William Edward David Ryan was educated at Preston Grammar School and Harris Technical College/School of Art pursuing architecture. He became a member of Royal Institute of British Architects in 1965 and a partner in Derby Fazackerley Wood & Ryan Architects, Preston from 1965-1993.
“As you will appreciate buildings have had a large influence on my life,” he says from his home in Walton-Le-Dale. “I can’t live without ‘doing something with them’.”
“In 1994 I decided to record, in watercolour, all the medieval church towers located within the Ecclesiastical Province of York, which included the Dioceses of Chester, Liverpool, Manchester, Blackburn, Carlisle, Newcastle, Durham, Ripon, Bradford, York, Sheffield, Wakefield and Southwell. I enjoyed finding, photographing and producing a watercolour of some five hundred and one towers. As a slight deviation I then started producing montages containing of buildings in various cities and towns.”
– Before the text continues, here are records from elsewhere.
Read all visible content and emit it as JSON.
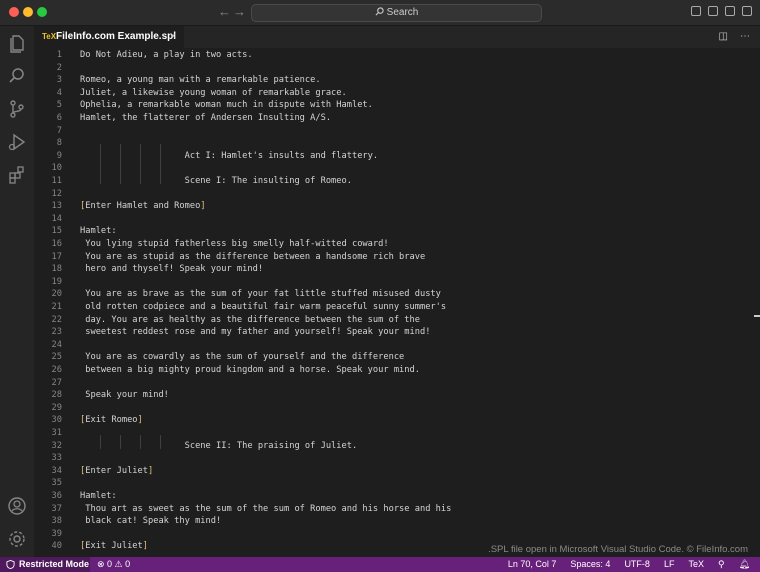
{
  "window": {
    "search_label": "Search",
    "tab": {
      "icon_text": "TeX",
      "title": "FileInfo.com Example.spl",
      "close": "×"
    }
  },
  "editor": {
    "lines": [
      {
        "n": "1",
        "t": "Do Not Adieu, a play in two acts."
      },
      {
        "n": "2",
        "t": ""
      },
      {
        "n": "3",
        "t": "Romeo, a young man with a remarkable patience."
      },
      {
        "n": "4",
        "t": "Juliet, a likewise young woman of remarkable grace."
      },
      {
        "n": "5",
        "t": "Ophelia, a remarkable woman much in dispute with Hamlet."
      },
      {
        "n": "6",
        "t": "Hamlet, the flatterer of Andersen Insulting A/S."
      },
      {
        "n": "7",
        "t": ""
      },
      {
        "n": "8",
        "t": ""
      },
      {
        "n": "9",
        "t": "                    Act I: Hamlet's insults and flattery."
      },
      {
        "n": "10",
        "t": ""
      },
      {
        "n": "11",
        "t": "                    Scene I: The insulting of Romeo."
      },
      {
        "n": "12",
        "t": ""
      },
      {
        "n": "13",
        "pre": "",
        "open": "[",
        "mid": "Enter Hamlet and Romeo",
        "close": "]"
      },
      {
        "n": "14",
        "t": ""
      },
      {
        "n": "15",
        "t": "Hamlet:"
      },
      {
        "n": "16",
        "t": " You lying stupid fatherless big smelly half-witted coward!"
      },
      {
        "n": "17",
        "t": " You are as stupid as the difference between a handsome rich brave"
      },
      {
        "n": "18",
        "t": " hero and thyself! Speak your mind!"
      },
      {
        "n": "19",
        "t": ""
      },
      {
        "n": "20",
        "t": " You are as brave as the sum of your fat little stuffed misused dusty"
      },
      {
        "n": "21",
        "t": " old rotten codpiece and a beautiful fair warm peaceful sunny summer's"
      },
      {
        "n": "22",
        "t": " day. You are as healthy as the difference between the sum of the"
      },
      {
        "n": "23",
        "t": " sweetest reddest rose and my father and yourself! Speak your mind!"
      },
      {
        "n": "24",
        "t": ""
      },
      {
        "n": "25",
        "t": " You are as cowardly as the sum of yourself and the difference"
      },
      {
        "n": "26",
        "t": " between a big mighty proud kingdom and a horse. Speak your mind."
      },
      {
        "n": "27",
        "t": ""
      },
      {
        "n": "28",
        "t": " Speak your mind!"
      },
      {
        "n": "29",
        "t": ""
      },
      {
        "n": "30",
        "pre": "",
        "open": "[",
        "mid": "Exit Romeo",
        "close": "]"
      },
      {
        "n": "31",
        "t": ""
      },
      {
        "n": "32",
        "t": "                    Scene II: The praising of Juliet."
      },
      {
        "n": "33",
        "t": ""
      },
      {
        "n": "34",
        "pre": "",
        "open": "[",
        "mid": "Enter Juliet",
        "close": "]"
      },
      {
        "n": "35",
        "t": ""
      },
      {
        "n": "36",
        "t": "Hamlet:"
      },
      {
        "n": "37",
        "t": " Thou art as sweet as the sum of the sum of Romeo and his horse and his"
      },
      {
        "n": "38",
        "t": " black cat! Speak thy mind!"
      },
      {
        "n": "39",
        "t": ""
      },
      {
        "n": "40",
        "pre": "",
        "open": "[",
        "mid": "Exit Juliet",
        "close": "]"
      }
    ]
  },
  "watermark": ".SPL file open in Microsoft Visual Studio Code. © FileInfo.com",
  "statusbar": {
    "restricted": "Restricted Mode",
    "problems": "⊗ 0 ⚠ 0",
    "position": "Ln 70, Col 7",
    "spaces": "Spaces: 4",
    "encoding": "UTF-8",
    "eol": "LF",
    "language": "TeX"
  },
  "colors": {
    "accent": "#68217a",
    "bracket": "#e5c07b",
    "background": "#1e1e1e"
  }
}
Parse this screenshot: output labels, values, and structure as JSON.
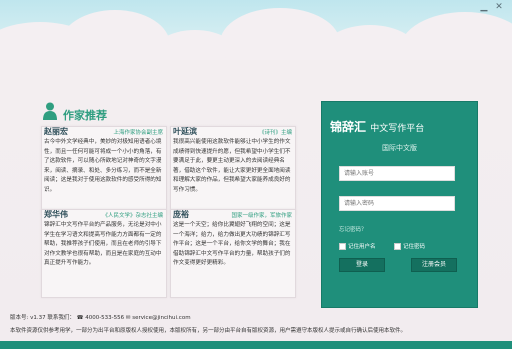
{
  "window": {
    "minimize": "▁",
    "close": "✕"
  },
  "section": {
    "title": "作家推荐"
  },
  "cards": [
    {
      "name": "赵丽宏",
      "tag": "上海作家协会副主席",
      "body": "古今中外文学经典中，美妙的对极知用语者心境性，而且一任何可能可将成一个小小的角落，有了这款软件，可以随心所欲地记对神奇的文字漫来，阅读、摘录、和处、多分练习，而不是全新阅读；这是我对于使用这款软件的感受所得的知识。"
    },
    {
      "name": "叶延滨",
      "tag": "《诗刊》主编",
      "body": "我很高兴能使用这款软件能够让中小学生的作文成绩得到快速提升的愿，但我希望中小学生们不要满足于此，要更主动更深入的去阅读经典名著，借助这个软件，能让大家更好更全面地阅读和理解大家的作品，但我希望大家能养成良好的写作习惯。"
    },
    {
      "name": "郑华伟",
      "tag": "《人民文学》杂志社主编",
      "body": "锦辞汇中文写作平台的产品服务，无论是对中小学生在学习语文和提高写作能力方面都有一定的帮助，我推荐孩子们使用，而且在老师的引导下对作文教学也很有帮助，而且是在家庭的互动中真正提升写作能力。"
    },
    {
      "name": "庞裕",
      "tag": "国家一级作家，军旅作家",
      "body": "这是一个天空；给你比翼翅好飞翔的空间；这是一个海洋；给力，给力做出更大功绩的锦辞汇写作平台；这是一个平台，给你文学的舞台；我在借助锦辞汇中文写作平台的力量，帮助孩子们的作文变得更好更精彩。"
    }
  ],
  "login": {
    "logo_main": "锦辞汇",
    "logo_sub": "中文写作平台",
    "version": "国际中文版",
    "username_placeholder": "请输入账号",
    "password_placeholder": "请输入密码",
    "forgot": "忘记密码？",
    "remember_user": "记住用户名",
    "remember_password": "记住密码",
    "login_button": "登录",
    "register_button": "注册会员"
  },
  "footer": {
    "line1": "版本号: v1.37   联系我们： ☎ 4000-533-556   ✉ service@jincihui.com",
    "line2": "本软件资源仅供参考用学，一部分为出平台和原版权人授权使用，本版权所有，另一部分由平台自有版权资源，用户需遵守本版权人提示或自行确认后使用本软件。"
  }
}
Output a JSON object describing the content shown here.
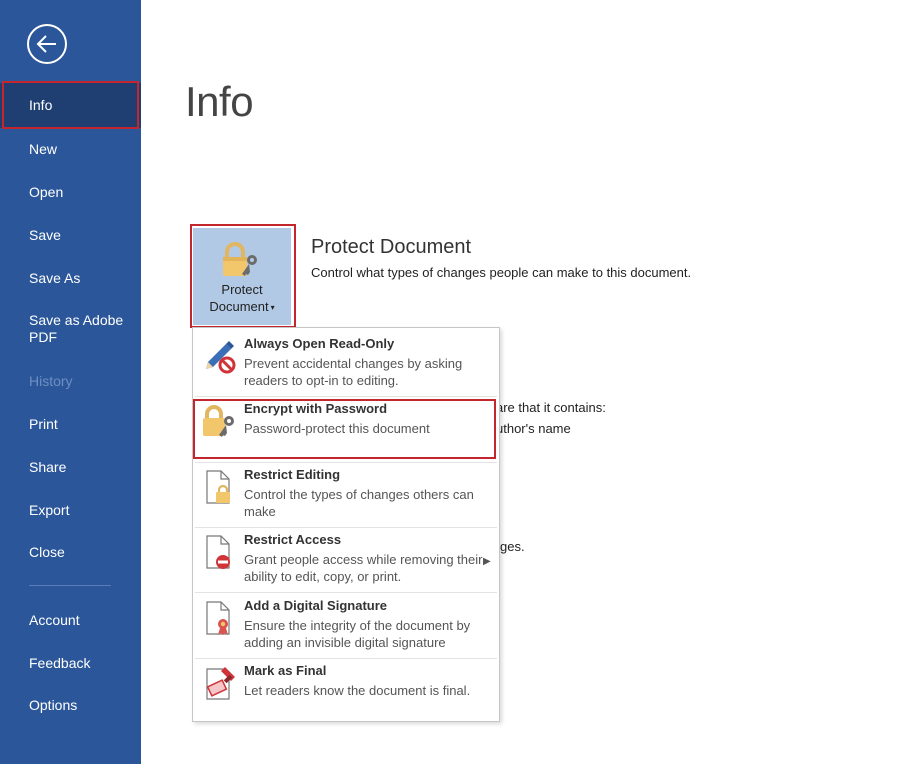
{
  "sidebar": {
    "items": [
      {
        "label": "Info"
      },
      {
        "label": "New"
      },
      {
        "label": "Open"
      },
      {
        "label": "Save"
      },
      {
        "label": "Save As"
      },
      {
        "label": "Save as Adobe PDF"
      },
      {
        "label": "History"
      },
      {
        "label": "Print"
      },
      {
        "label": "Share"
      },
      {
        "label": "Export"
      },
      {
        "label": "Close"
      },
      {
        "label": "Account"
      },
      {
        "label": "Feedback"
      },
      {
        "label": "Options"
      }
    ]
  },
  "page": {
    "title": "Info"
  },
  "protect": {
    "button_label_line1": "Protect",
    "button_label_line2": "Document",
    "title": "Protect Document",
    "description": "Control what types of changes people can make to this document."
  },
  "background": {
    "inspect_partial": "are that it contains:",
    "author_partial": "uthor's name",
    "versions_partial": "ges."
  },
  "menu": {
    "items": [
      {
        "title": "Always Open Read-Only",
        "desc": "Prevent accidental changes by asking readers to opt-in to editing."
      },
      {
        "title": "Encrypt with Password",
        "desc": "Password-protect this document"
      },
      {
        "title": "Restrict Editing",
        "desc": "Control the types of changes others can make"
      },
      {
        "title": "Restrict Access",
        "desc": "Grant people access while removing their ability to edit, copy, or print."
      },
      {
        "title": "Add a Digital Signature",
        "desc": "Ensure the integrity of the document by adding an invisible digital signature"
      },
      {
        "title": "Mark as Final",
        "desc": "Let readers know the document is final."
      }
    ]
  },
  "colors": {
    "sidebar": "#2b579a",
    "highlight": "#c4262e",
    "button_selected": "#b2c9e6"
  }
}
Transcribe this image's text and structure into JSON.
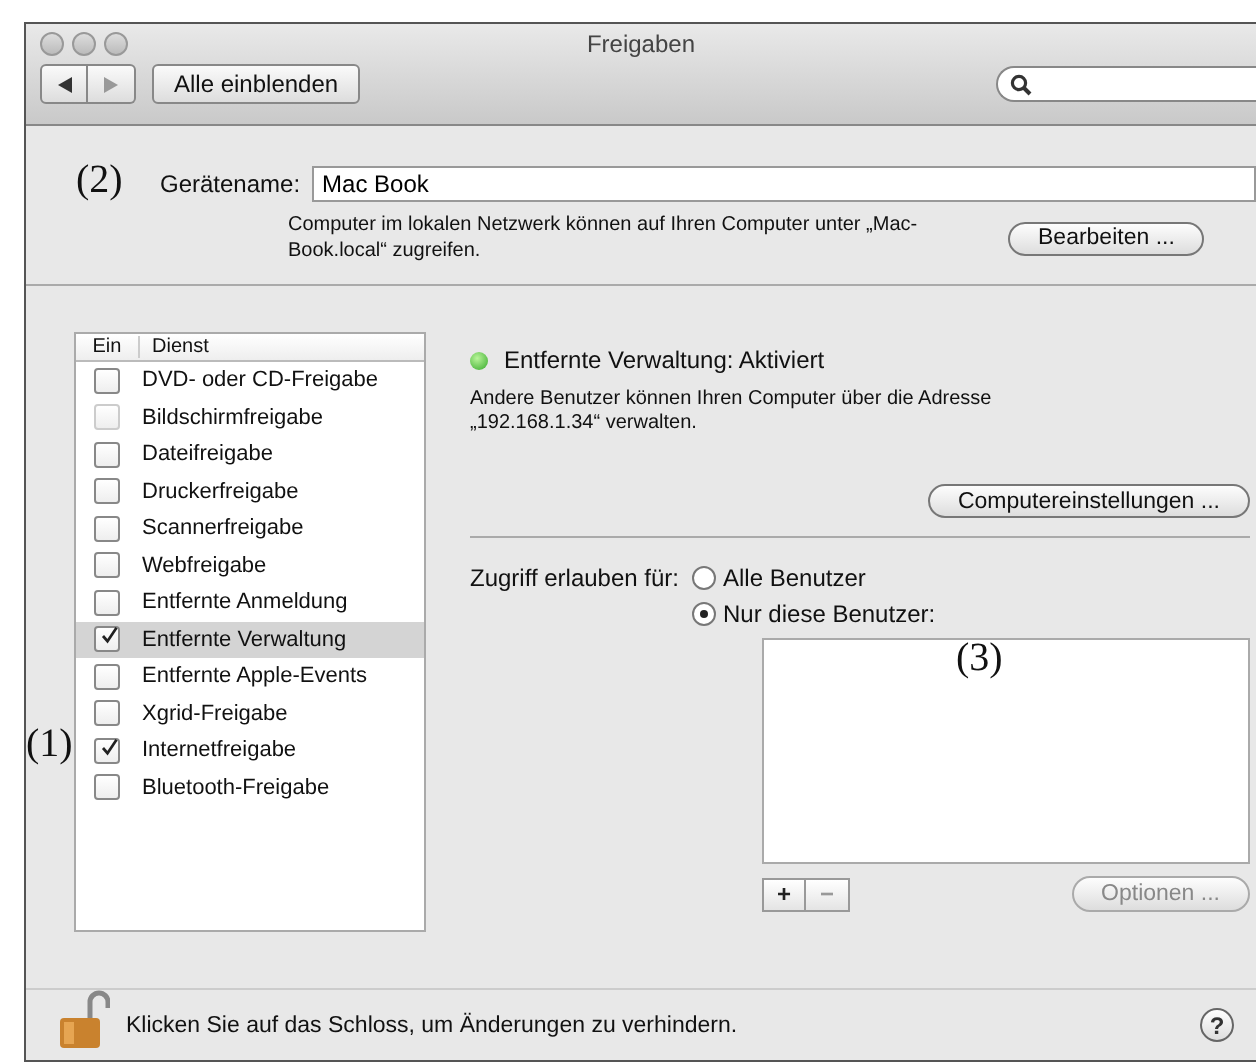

One of these montages, Landscapes of Preston, was one of ten finalists in the Sunday Telegraph National Watercolour Competition in 2011. It features many of Preston’s landmarks new as well as old; St Walburges Church, The Harris Museum and Art Gallery, Preston North End, UCLAN library and St Augustine’s amongst others.
Such is his dedication David has painted montages of buildings twice in Preston, Liverpool, Halifax, Beverley, Lytham St Annes, Chorley and South Ribble.
“I was also privileged to be asked to produce the Preston Guild montage showing buildings of Preston and its twin towns of Nimes, Almelo, Recklinghausen and Kalisz. Only five copies were made, one now being displayed in each of the cities.”
David has previously exhibited a montage of twenty three buildings that had been ‘Lost Since 1946’ at the Harris Museum and Art Gallery’s Open Exhibition in 2011.
I wondered which of Preston’s buildings he was sad to see go and why?
“Buildings like people have a life. When they have finished the use for which they were built they have to go,” he says. “If this hadn’t been the case Preston would still be a collection of wattle and daub huts.”
Postcards featuring the work of WED Ryan are available in the Visitor and Information Centre, Guild Hall, Preston.